Of course, Matt Kemp is not the only person having a remarkable season. In fact, Matt Kemp's season only has a chance to be historical; Adam Dunn's season is already historically bad, but he has a chance to set a rather dubious record: lowest batting average in a season by somebody with enough plate appearances to qualify for the batting title. The White Sox left him completely out of the lineup for a while, and they were playing him increasing infrequently before than because of his execrable performance (which is rather amazing, given his prior hitting prowess). I think the ChiSox started playing Dun again because they calculated that he wouldn't get enough plate appearances to set that rather dubious record. However, I believe that there is still a way it can work: add imaginary at bats with hits in each one and see if Dunn's average would still set the record once this leads to having enough plate appearances. (Imaginary hitless at bats are added to people without enough plate appearances when it comes to determine who is awarded a batting title in the history books, so there's no reason the analog shouldn't apply in this case as well.)

It basically felt like the Dodgers were already out of it in April---until recently, that's what kind of season it's been. I was pleasantly amazed when we recently made it to .500, so hopefully we'll finish with a winning record. It is possible that Kemp will win the MVP (I hope he does!) and that Kershaw will win the Cy Young (I hope he does!). If I remember the answer to a recent Dodger-broadcast trivia question correctly, only one team in baseball history has had both the MVP and Cy Young winner and not gone to the postseason, and that team won 102 games and lost a 1-game playoff game to determine who would go to the postseason. For a while, it looked like the Dodgers might finish in last place and have both the MVP and Cy Young winners. Thankfully, our final win-loss record will be much better than that, and we still have a chance to make some baseball history.

* Being tied for first in a category is ok, though for batting average, one would of course go to the fourth digit and beyond if necessary.
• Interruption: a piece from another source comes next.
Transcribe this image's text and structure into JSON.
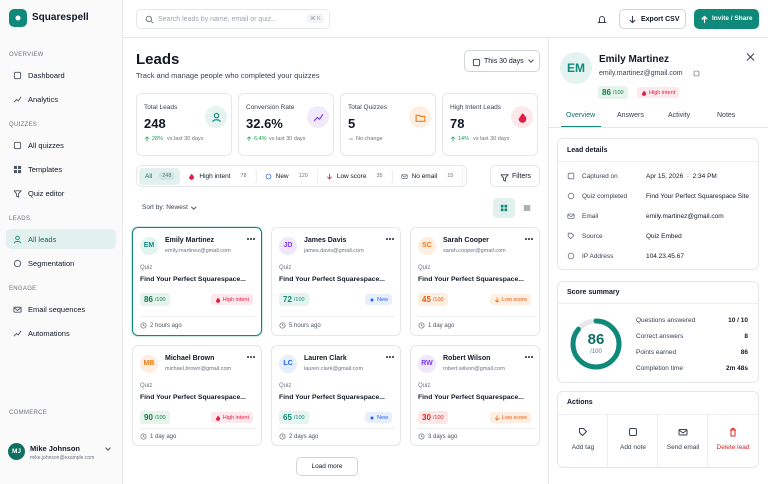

Update (9/29/11): Matt Kemp didn't win the Triple Crown, but Kershaw got the Pitching Triple Crown. Kemp did end up leading the National League in HRs (39) and RBIs (126), and he also missed entering the 40/40 club (40 HRs and 40 SBs in one season) by just a single homer. It will be a crime if Kemp isn't the MVP. I actually think Roy Halladay deserves the CY Young more than Kershaw---the main reason is that his home park is a favorable to hitters whereas Kershaw's is favorable to pitchers---but I hope that Kershaw wins. If both Kemp and Kershaw win, then the Dodgers will make history (see the discussion above). Oh, and Adam Dunn has managed to have what is literally the worst season in history by a Major League position player. Ouch!